In principle, downward continuation of 3-D prestack data should be carried out in the 5-D space of full 3-D prestack geometry (recording time, source surface location, and receiver surface location), even when the data sets to be migrated have fewer dimensions, as in the case of common‐azimuth data sets that are only four dimensional. This increase in dimensionality of the computational space causes a severe increase in the amount of computations required for migrating the data. Unless this computational efficiency issue is solved, 3-D prestack migration methods based on downward continuation cannot compete with Kirchhoff methods. We address this problem by presenting a method for downward continuing common‐azimuth data in the original 4-D space of the common‐azimuth data geometry.

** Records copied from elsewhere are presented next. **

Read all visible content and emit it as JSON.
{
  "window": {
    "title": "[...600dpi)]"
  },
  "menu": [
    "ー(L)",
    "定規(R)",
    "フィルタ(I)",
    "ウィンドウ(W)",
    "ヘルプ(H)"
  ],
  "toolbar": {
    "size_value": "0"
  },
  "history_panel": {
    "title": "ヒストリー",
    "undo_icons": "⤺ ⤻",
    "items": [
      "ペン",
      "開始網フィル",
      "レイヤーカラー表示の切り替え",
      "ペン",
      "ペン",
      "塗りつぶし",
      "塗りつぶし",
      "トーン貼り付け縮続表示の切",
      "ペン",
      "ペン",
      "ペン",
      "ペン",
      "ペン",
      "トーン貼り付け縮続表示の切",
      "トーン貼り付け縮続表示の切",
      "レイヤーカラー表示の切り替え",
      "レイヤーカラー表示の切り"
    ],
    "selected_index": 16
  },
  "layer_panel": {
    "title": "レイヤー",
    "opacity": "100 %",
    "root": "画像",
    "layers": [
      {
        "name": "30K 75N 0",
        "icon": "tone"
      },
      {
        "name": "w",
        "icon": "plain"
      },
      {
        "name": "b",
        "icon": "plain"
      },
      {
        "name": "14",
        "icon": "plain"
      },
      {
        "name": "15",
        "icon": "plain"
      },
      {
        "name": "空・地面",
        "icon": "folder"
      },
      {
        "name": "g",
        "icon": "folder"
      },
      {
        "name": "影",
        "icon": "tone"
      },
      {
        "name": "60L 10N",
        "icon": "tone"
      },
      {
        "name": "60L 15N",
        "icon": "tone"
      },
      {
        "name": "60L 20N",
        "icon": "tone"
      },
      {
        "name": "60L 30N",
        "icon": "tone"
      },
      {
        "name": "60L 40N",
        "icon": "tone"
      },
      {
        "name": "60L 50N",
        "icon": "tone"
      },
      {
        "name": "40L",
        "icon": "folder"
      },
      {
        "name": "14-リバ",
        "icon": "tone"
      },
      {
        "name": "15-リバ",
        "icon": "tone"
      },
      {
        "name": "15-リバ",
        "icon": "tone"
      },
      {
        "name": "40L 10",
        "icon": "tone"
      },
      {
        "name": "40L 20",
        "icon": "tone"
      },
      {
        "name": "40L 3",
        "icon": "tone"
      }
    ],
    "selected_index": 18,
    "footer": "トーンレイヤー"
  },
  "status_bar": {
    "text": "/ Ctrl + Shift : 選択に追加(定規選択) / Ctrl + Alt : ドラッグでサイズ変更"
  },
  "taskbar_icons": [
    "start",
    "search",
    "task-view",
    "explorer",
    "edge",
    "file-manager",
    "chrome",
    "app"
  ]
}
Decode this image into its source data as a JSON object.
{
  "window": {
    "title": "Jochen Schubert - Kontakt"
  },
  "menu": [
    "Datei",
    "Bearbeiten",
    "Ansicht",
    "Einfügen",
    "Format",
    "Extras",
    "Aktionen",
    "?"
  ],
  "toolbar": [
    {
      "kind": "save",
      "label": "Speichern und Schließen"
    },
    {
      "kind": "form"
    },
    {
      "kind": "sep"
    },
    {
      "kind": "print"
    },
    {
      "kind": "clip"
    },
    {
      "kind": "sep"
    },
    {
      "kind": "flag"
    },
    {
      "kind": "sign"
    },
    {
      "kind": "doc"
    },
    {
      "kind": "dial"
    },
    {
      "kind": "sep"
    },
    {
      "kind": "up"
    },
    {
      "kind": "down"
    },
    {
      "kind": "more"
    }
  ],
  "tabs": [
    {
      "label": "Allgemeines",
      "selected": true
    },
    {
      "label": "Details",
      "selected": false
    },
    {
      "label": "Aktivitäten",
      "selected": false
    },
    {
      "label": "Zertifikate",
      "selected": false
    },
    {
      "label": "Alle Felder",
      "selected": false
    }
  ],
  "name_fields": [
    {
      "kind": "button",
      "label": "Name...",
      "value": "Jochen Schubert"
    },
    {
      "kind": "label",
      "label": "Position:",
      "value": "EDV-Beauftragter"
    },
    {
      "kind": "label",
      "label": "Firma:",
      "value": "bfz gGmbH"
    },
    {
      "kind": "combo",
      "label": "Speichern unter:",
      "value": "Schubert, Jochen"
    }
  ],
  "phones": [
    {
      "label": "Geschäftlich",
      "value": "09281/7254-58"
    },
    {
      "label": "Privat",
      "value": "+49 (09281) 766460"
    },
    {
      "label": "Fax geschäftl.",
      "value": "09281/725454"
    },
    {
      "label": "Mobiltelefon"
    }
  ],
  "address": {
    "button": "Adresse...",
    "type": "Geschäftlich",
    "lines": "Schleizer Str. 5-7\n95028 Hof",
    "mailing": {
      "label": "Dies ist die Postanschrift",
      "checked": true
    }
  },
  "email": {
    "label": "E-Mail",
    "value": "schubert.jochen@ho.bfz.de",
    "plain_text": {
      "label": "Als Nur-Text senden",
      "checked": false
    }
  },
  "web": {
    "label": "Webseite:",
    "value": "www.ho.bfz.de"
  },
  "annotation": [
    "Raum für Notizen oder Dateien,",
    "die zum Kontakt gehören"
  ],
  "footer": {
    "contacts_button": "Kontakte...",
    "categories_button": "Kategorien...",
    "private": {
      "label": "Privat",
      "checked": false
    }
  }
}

The method is based on a new common‐azimuth downward‐continuation operator derived by a stationary‐phase approximation of the full 3-D prestack downward‐continuation operator expressed in the frequency‐wavenumber domain. Although the new common‐azimuth operator is exact only for constant velocity, a ray‐theoretical interpretation of the stationary‐phase approximation enables us to derive an accurate generalization of the method to media with both vertical and lateral velocity variations. The proposed migration method successfully imaged a synthetic data set that was generated assuming strong lateral and vertical velocity gradients. The common‐azimuth downward‐continuation theory also can be applied to the derivation of a computationally efficient constant‐velocity Stolt migration of common‐azimuth data. The Stolt migration formulation leads to the important theoretical result that constant‐velocity common‐azimuth migration can be split into two exact sequential migration processes: 2-D prestack migration along the inline direction, followed by 2-D zero‐offset migration along the cross‐line direction.